By Chet Betz | 30 December 2007

London's James Rutledge a.k.a. Pedro loves himself some jazz. He's an electronica producer enamored with things "warm" and "organic" or with stuff that just vibes for miles. His appreciation reads like Kerouac. It's there in all his interviews, where you can also find him emanating palpable rage any time you see the interviewer mention "folktronica" -- which is a word that's popped up a lot around Rutledge's earlier work. In a sense You, Me & Everyone feels radically reactionary to this pigeonholing: the drums often come unhinged, horn samples wriggle all over the place, and electronics thickly swarm through these densely layered cut 'n paste compositions like locusts leaving shrubbery in shreds. But, then, that still sounds a bit like Four Tet, who gets called "folktronica," too. If there's a major difference, Rutledge's music carries a big knife in its teeth; this is aggressive shit, steaming with a no-holds-barred fervor absent in Four Tet's work (though this record is neither as refined as Dialogue [1999] nor as pretty as Rounds [2003]). But I think my basic appreciation for both artists takes place on the same level of understanding: this record represents a studious outsider's insular vision of jazz, reflecting how jazz encourages the listener's brain to intently parse and even melodicize musical improvisation, and suggesting how digital editing redefines what musical improvisation might even mean in our millenium.

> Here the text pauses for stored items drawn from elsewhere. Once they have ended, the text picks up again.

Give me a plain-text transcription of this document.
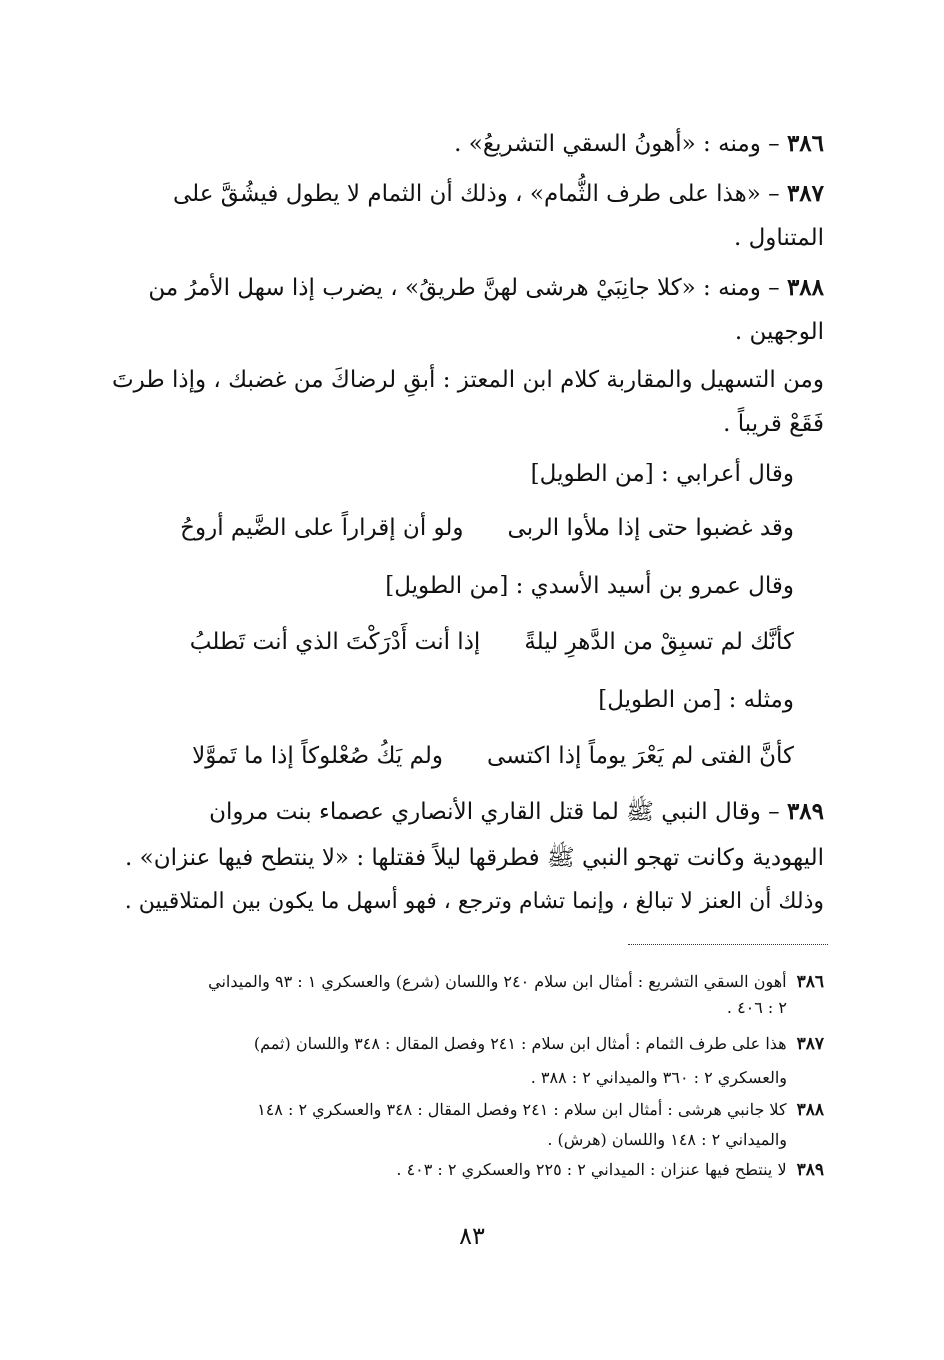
٣٨٦ – ومنه : «أهونُ السقي التشريعُ» .
٣٨٧ – «هذا على طرف الثُّمام» ، وذلك أن الثمام لا يطول فيشُقَّ على
المتناول .
٣٨٨ – ومنه : «كلا جانِبَيْ هرشى لهنَّ طريقُ» ، يضرب إذا سهل الأمرُ من
الوجهين .
ومن التسهيل والمقاربة كلام ابن المعتز : أبقِ لرضاكَ من غضبك ، وإذا طرتَ
فَقَعْ قريباً .
وقال أعرابي : [من الطويل]
وقد غضبوا حتى إذا ملأوا الربىولو أن إقراراً على الضَّيم أروحُ
وقال عمرو بن أسيد الأسدي : [من الطويل]
كأنَّك لم تسبِقْ من الدَّهرِ ليلةًإذا أنت أَدْرَكْتَ الذي أنت تَطلبُ
ومثله : [من الطويل]
كأنَّ الفتى لم يَعْرَ يوماً إذا اكتسىولم يَكُ صُعْلوكاً إذا ما تَموَّلا
٣٨٩ – وقال النبي ﷺ لما قتل القاري الأنصاري عصماء بنت مروان
اليهودية وكانت تهجو النبي ﷺ فطرقها ليلاً فقتلها : «لا ينتطح فيها عنزان» .
وذلك أن العنز لا تبالغ ، وإنما تشام وترجع ، فهو أسهل ما يكون بين المتلاقيين .
٣٨٦أهون السقي التشريع : أمثال ابن سلام ٢٤٠ واللسان (شرع) والعسكري ١ : ٩٣ والميداني
٢ : ٤٠٦ .
٣٨٧هذا على طرف الثمام : أمثال ابن سلام : ٢٤١ وفصل المقال : ٣٤٨ واللسان (ثمم)
والعسكري ٢ : ٣٦٠ والميداني ٢ : ٣٨٨ .
٣٨٨كلا جانبي هرشى : أمثال ابن سلام : ٢٤١ وفصل المقال : ٣٤٨ والعسكري ٢ : ١٤٨
والميداني ٢ : ١٤٨ واللسان (هرش) .
٣٨٩لا ينتطح فيها عنزان : الميداني ٢ : ٢٢٥ والعسكري ٢ : ٤٠٣ .
٨٣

Far from "free," many of the sweet melodies here are solidly pinned by Rutledge's torpid bass tones, even as drums go tumbling off a precipice or synthetics gopher up the rolling terrain. The title track peaks into a squall of horns and percussive thunderclaps while the bass just keeps slowly meting out the foundation; the very next track explores the same dynamic in sporadic bursts before returning to a lighthouse loop and music box chimes that radiate off the low-end. So those fat bass pulses are important, for they ensure that no matter how hyperactive Rutledge gets with whatever's cooking up top, each track gives off a steady slow-burn from below. Which means that for all its sonic explosiveness, You, Me & Everyone is never anything less (and sometimes nothing more) than pleasant. And that's exactly the sort of comment that could piss Rutledge off, eventually causing him to put out a record that sounds like Supersilent.

That'd be a shame, for sure, because 1) the singular awesomeness of Supersilent needs no imitators and 2) because Rutledge's ambition could hurl him past what should be his focus -- bringing the jams. When Rutledge puts a white-knuckle grip on extreme excess, he grabs the distinction he desires. "There Will Always Be More"? The track's practically a whispered threat to itself, eerie key lines and electronic pings splitting open for a moment into a noise jazz maelstrom before a fragment of the cold melody faintly reinstates itself -- at one minute long it works because it's so self-contained. Four minute "Spools" would have benefited from the same concision, its structure crumbling under Rutledge's drive to tear at his fabric, to keep things from sounding too "composed." Most of You, Me & Everyone strikes a nice balance between the unraveled "Spools" and the deep-rooted tracks like "Hope is a Happiness" and "Outro (Awake)," but none of the rest does it quite so perfectly and wholly as the album's Song 2.

"I Am Keeping Up" is the incendiary record highlight because it's the sound of an unstoppable groove fighting against itself; synth arpeggios and a bass anchor fall in and out, trying and only mostly succeeding in keeping the raucous percussion and brass fireworks from breaking the atmosphere and fizzing to nothing in outer space. With this track Rutledge throws down the gauntlet to himself, capturing a contiguous intensity that must be his dream: computer keyboard in place of an instrument's keys, eyes closed, and letting the mind -- not the mouth -- just blow.